20,000 gather for burials in Syria protest city, say activists

DNE
DNE
5 Min Read

DAMASCUS: Some 20,000 people gathered Thursday in the Syrian city of Daraa for the burial of victims killed by police gunfire the day before, chanting support for a rising anti-regime movement there, rights activists said.

One activist in Daraa, contacted by telephone, said the mourners made their way from the Omari mosque, where protesters have been holed up for a week, to the burial grounds under pouring rain, chanting: "With our souls, with our blood, we are loyal to our martyrs."

Rights activists have said at least 100 people were killed by gunfire on Wednesday alone in the city, a tribal area at Syria’s border with Jordan that has been the focal point of protests demanding the end of the country’s ruling regime.

"There are definitely more than 100 dead and the city will need a week to bury its martyrs," said human rights activist Ayman Al-Asswad in Daraa, reached by telephone from Nicosia.

Asswad said security forces had used live rounds when firing against demonstrators Wednesday in Daraa, 120 kilometres (75 miles) south of Damascus.

The victims reportedly include a doctor who had taken cover in an ambulance and an 11-year-old girl.

The report could not be independently confirmed, but AFP reporters witnessed sporadic shooting in Daraa Wednesday.

Buthaina Shaaban, media advisor to President Bashar Al-Assad, on Thursday put the death toll in Daraa at 10.

Syria, which is still under a 1963 emergency law banning demonstrations, is the latest state in the Middle East to witness an uprising against a long-running autocratic regime.

Budding protests against the regime of President Bashar Al-Assad, whose Baath party has ruled Syria for 40 years, have surfaced but been contained in the capital Damascus, with Daraa emerging as the hub of the movement.

The protesters, who have not yet clearly been identified, for one week have been holed up in the Omari mosque in Daraa, a city home to an estimated 250,000 people.

Authorities in Daraa accuse the protesters of being Salafists, an austere branch of Sunni Islam.

State television on Wednesday aired footage of what it said was a stockpile of weapons inside the mosque.

Daraa remained tense Thursday, with shops and schools closed as anti-terrorism security forces patrolled the streets.

Entrances to the city were sealed off, and vehicles granted access by a military checkpoint had to pass through two separate intelligence checkpoints manned by armed plain-clothes forces.

Rights groups meanwhile reported more arrests in the Middle Eastern country infamous for its iron grip on security.

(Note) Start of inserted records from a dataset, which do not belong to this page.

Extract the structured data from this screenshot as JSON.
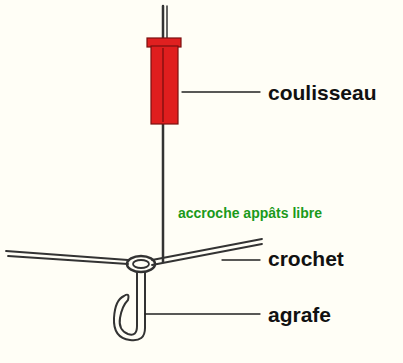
{
  "diagram": {
    "labels": [
      "coulisseau",
      "accroche appâts libre",
      "crochet",
      "agrafe"
    ]
  }
}
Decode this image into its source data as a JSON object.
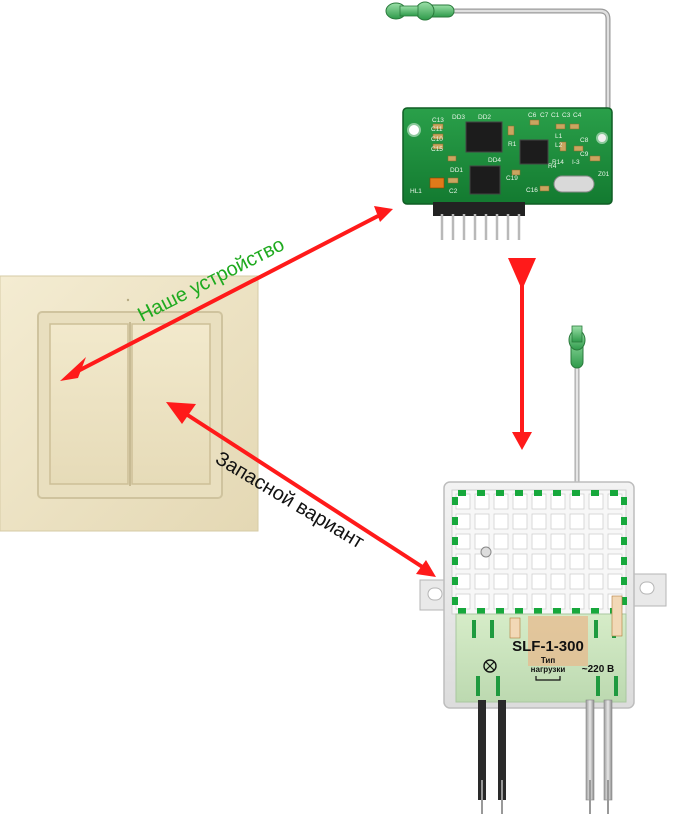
{
  "labels": {
    "our_device": "Наше устройство",
    "backup_option": "Запасной вариант"
  },
  "pcb": {
    "components": [
      "DD3",
      "C13",
      "C11",
      "C10",
      "C15",
      "DD2",
      "C6",
      "C7",
      "C1",
      "C3",
      "C4",
      "R1",
      "L1",
      "L2",
      "C8",
      "C9",
      "DD4",
      "DD1",
      "R4",
      "C16",
      "C19",
      "C2",
      "HL1",
      "R14",
      "I-3",
      "Z01"
    ]
  },
  "module": {
    "model": "SLF-1-300",
    "load_type_label": "Тип",
    "load_type_label2": "нагрузки",
    "voltage": "~220 В"
  },
  "colors": {
    "arrow": "#ff1a1a",
    "label_green": "#1faa1f",
    "pcb_green": "#1b8a3a",
    "module_green": "#17a83c",
    "switch_cream": "#efe6c8"
  },
  "icons": {
    "lamp": "lamp-symbol-icon",
    "load_type": "load-type-symbol-icon"
  }
}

Amnesty International has compiled a list of 93 people, some for their online activities, arrested this month in the cities of Damascus, Aleppo, Banias, Daraa, Hama, Homs, and others.

"The real number of those arrested is likely to be considerably higher," read an Amnesty press release.

They are believed to be aged between 14 and 45 and include students, intellectuals, journalists and activists.

London-based rights group the Syrian Observatory for Human Rights on Thursday reported the arrest of 27-year-old blogger Ahmad Hadifa at his office in Damascus over his support for the Daraa protests via Facebook.

Hadifa had previously been detained for days last month over his blogging activities.

Reporters Without Borders has said it was concerned journalist Mazen Darwish, founder of the Syrian center for media freedom, had been arrested.

Darwish was last seen shortly before noon on Wednesday.

Facebook group The Syria Revolution 2011, which by Thursday had attracted almost 75,000 fans, is calling for rallies at mosques across Syria Friday on a "Day of Dignity."

The state crackdown on protesters has drawn harsh condemnation from the United States, France and the United Nations.